Sebelumnya pada 21 Mei lalu, polisi juga menggerebek pertunjukan striptis pria bertajuk The Wild One di rumah toko di kawasan Jakarta Utara, dan menangkap 141 orang. Tetapi, hanya 10 orang yang diproses hukum, dan sisanya dibebaskan.
‘Tak sesuai Pancasila’
Ketua Umum Pimpinan Pusat (PP) Pemuda Muhammadiyah, Dahnil Anzar Simanjuntak, menilai kelompok LGBT bertentangan dengan nilai-nilai Pancasila dan perilaku seksual mereka berbahaya bagi kohesi sosial masyarakat.
“LGBT sangat terang tak sesuai dengan nilai Pancasila, terutama sila pertama Ketuhanan yang Maha Esa. Oleh sebab itu, saya fikir perlu upaya masif terutama edukasi terhadap anak harus diperhatikan,” katanya kepada BeritaBenar.
“Praktik LGBT juga bertentangan dengan norma-norma agama yang dianut masyarakat Indonesia,” tambah Dahnil.
Anggota Komisi III DPR RI dari Fraksi Partai Keadilan Sejahtera, Nasir Djamil, mendukung langkah polisi melakukan razia terhadap tempat-tempat prostitusi termasuk tempat prostitusi khusus LGBT karena “aktivitas mereka semakin meresahkan.”

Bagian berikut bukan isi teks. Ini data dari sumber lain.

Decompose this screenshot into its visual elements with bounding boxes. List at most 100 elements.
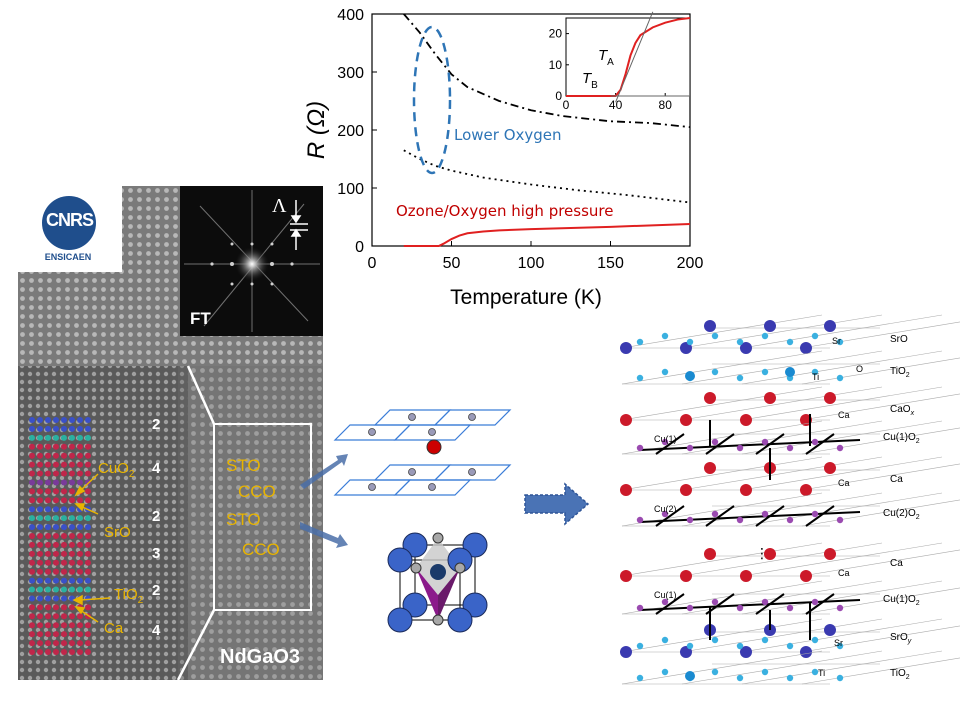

“Aktivitas mereka makin terang-terangan dan harus ditindak, karena sangat berbahaya bagi generasi bangsa kita. Saya juga berharap pemerintah melakukan upaya lebih untuk membendung propaganda LGBT yang semakin masif sekarang,” ujarnya.
Menurut catatan HRW, Indonesia sempat menolak semua rekomendasi PBB tahun ini sehubungan dengan perlindungan terhadap LGBT dalam Universal Periodic Review - sebuah kajian penilaian PBB mengenai pelaksanaan HAM negara-negara anggota PBB setiap empat tahun sekali. Namun kemudian Pemerintahan Jokowi mengatakan akan mengambil langkah-langkah untuk melindungi para penegak HAM, termasuk para aktivis LGBT.